Officer Vinny just crossed into the four-decade. He’s good looking, even for a cop, black hair, brilliant blue eyes, and six foot two of lean muscle. He’s divorced—single girls have to know these things—and still straight. Not that he’s my type; I can’t see spending my life with someone who writes speeding tickets for a living. We’re friendly, though, which is why he always stops by when he’s patrolling this area.

I didn’t have to ask him about the goings on up at the school. My customers, namely Ernie Thompson, began grilling the officer as soon as he stepped up to the counter.

“Been up to the high school again?” the insurance agent asked.
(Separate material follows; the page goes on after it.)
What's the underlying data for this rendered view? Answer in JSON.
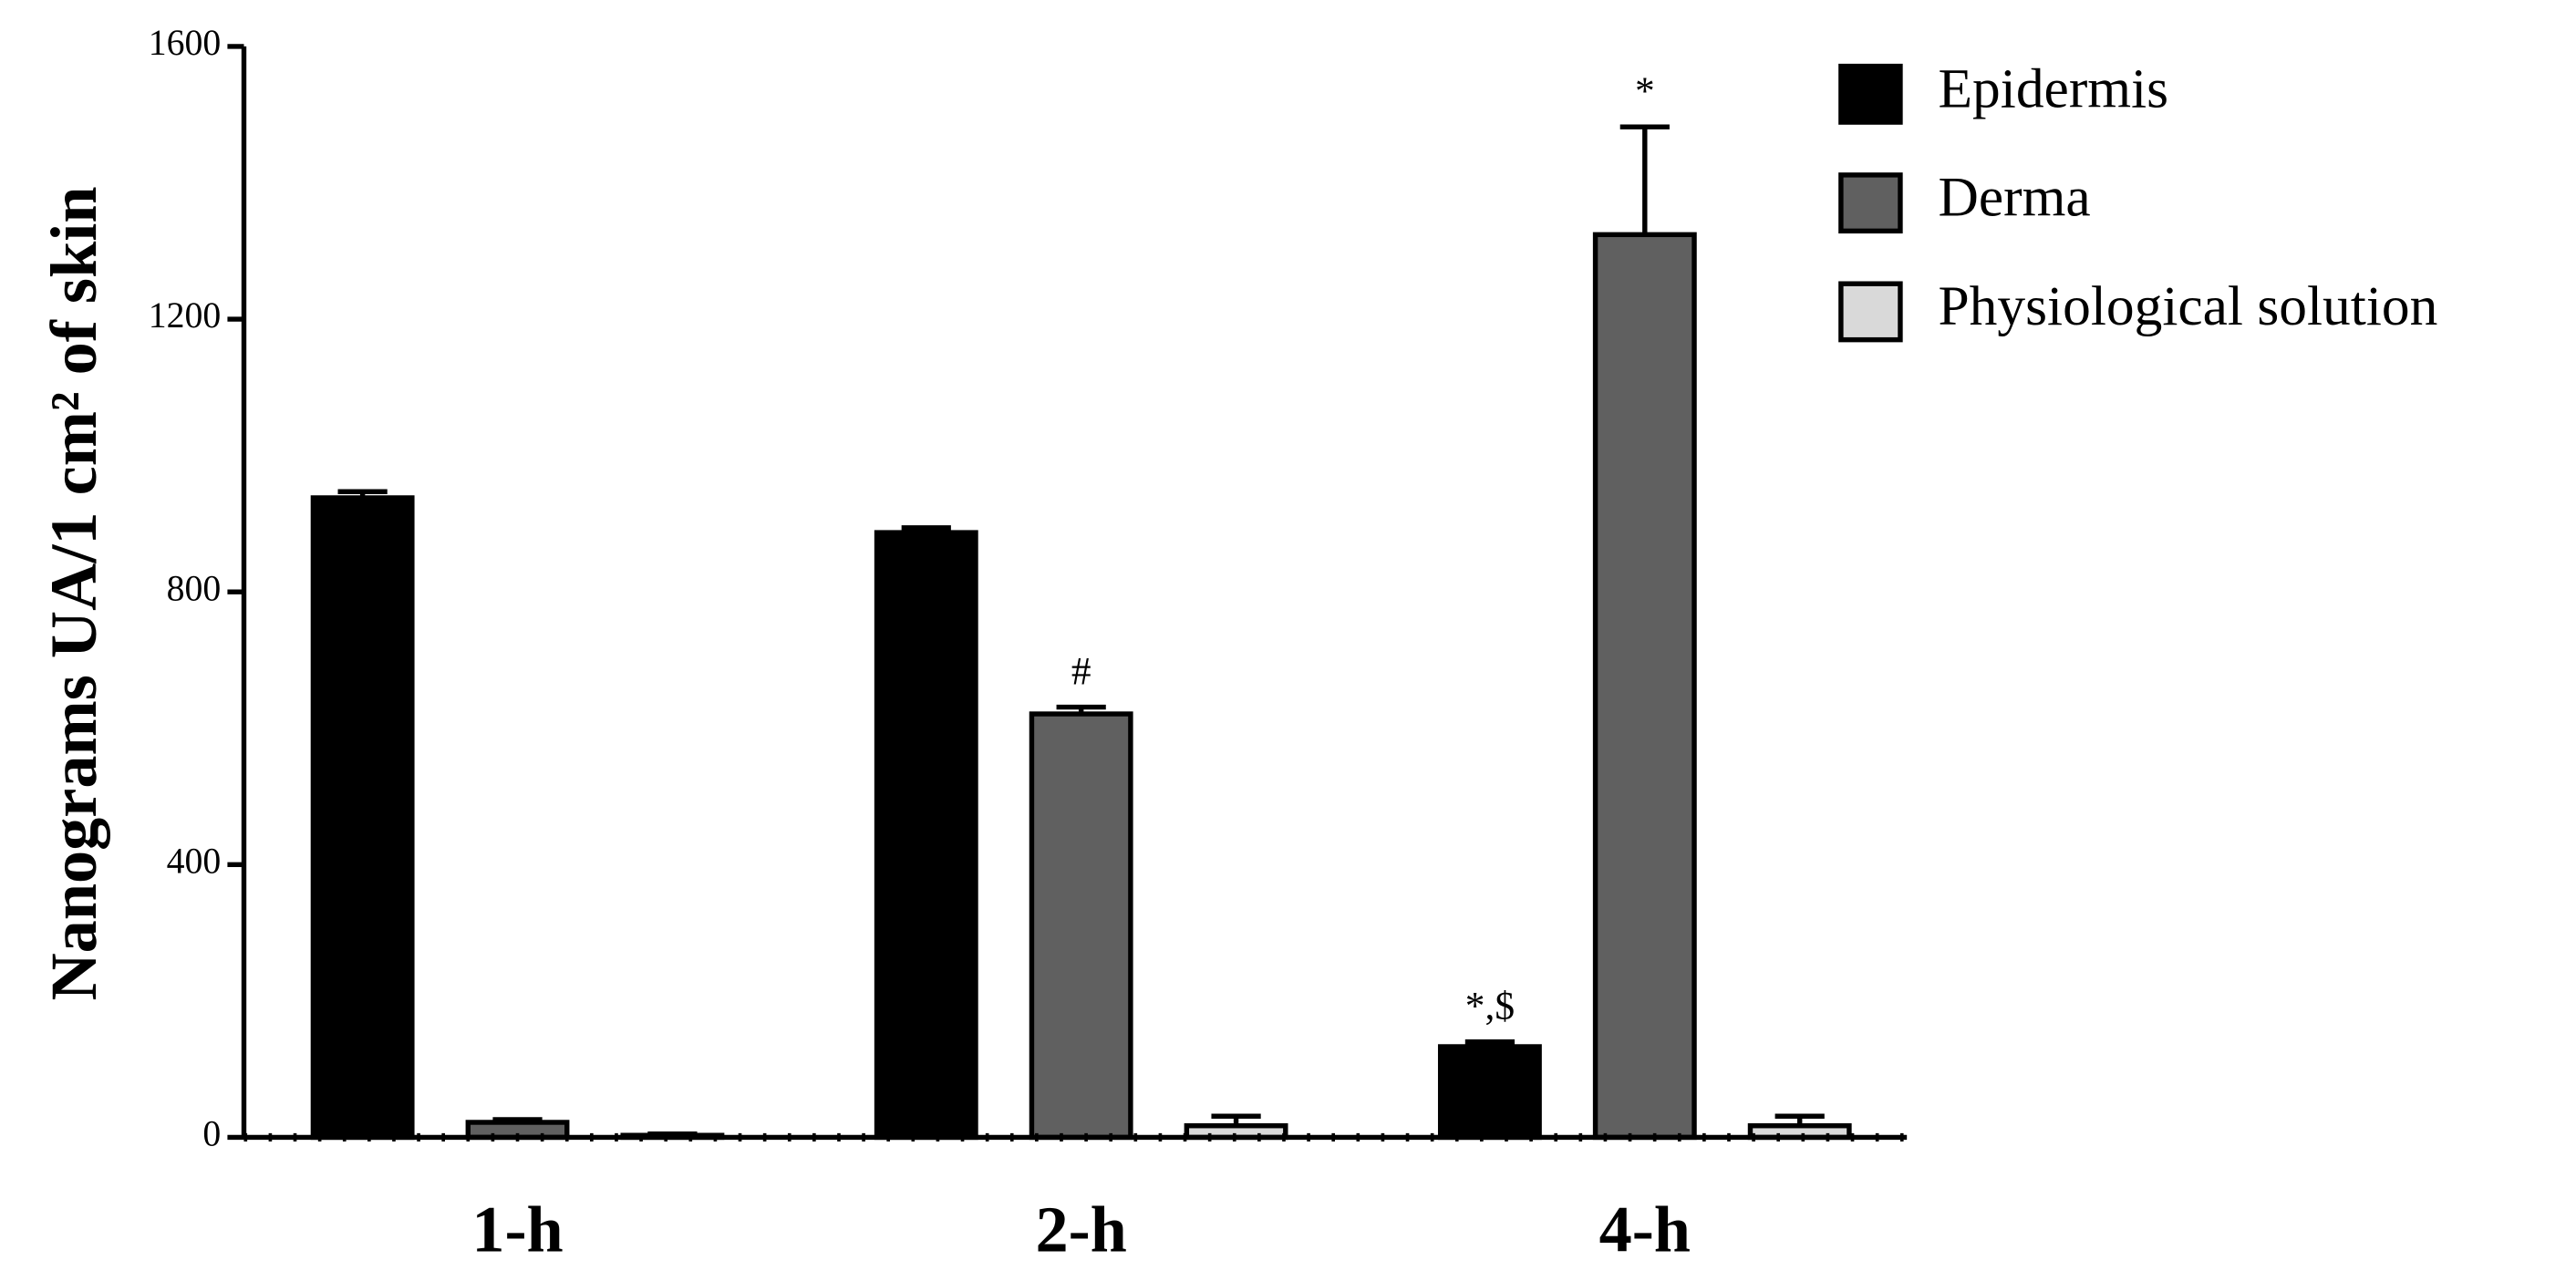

If there was anyone that wanted that building erased from the scenery, it was him. He said it was bad for business; caused the property values around here to be depressed.

“Yeap.” He didn’t have order, I was already making him his extra-large Afternoon Delight, skim-milk, four sugars.

“Where did they break in this time?” Ernie, balding and in his late fifties had a way of making anything he didn’t like sound like a major offense.

“Nowhere that I can tell. The place is tight as a drum.” The officer took the lid off his take-out cup to stir his coffee. He claimed that I never stirred it enough.

“I know there were kids up there. I heard the music myself.”

“Echoes from somewhere else, maybe. No one has been in the building.”

Ernie had his hands in his pockets, jingling the change from his hazelnut decaf, one cream, two sugars. He did that when he was bothered by something. “I don’t think so,” he said to the officer, “there’s something going on up there. If you guys would come up when we called instead of when you get around to it, you’d know.”

“I hear you man. But it’s the cutbacks, you know. We have to take care of the real emergencies first.” He put the lid back on his coffee.

Vinny gave me a quick nod goodbye and left. This was an old, tired argument and he didn’t feel like getting into it with Ernie again. I understood. When Ernie starts in on something, it can be like a runaway train with soft brakes. It will stop eventually, but it will be a long ride before you can get off. 

Ernie looked at me, hoping to continue the conversation. I smiled and ducked into the kitchen for supplies. The napkins needed replenishing at that exact moment.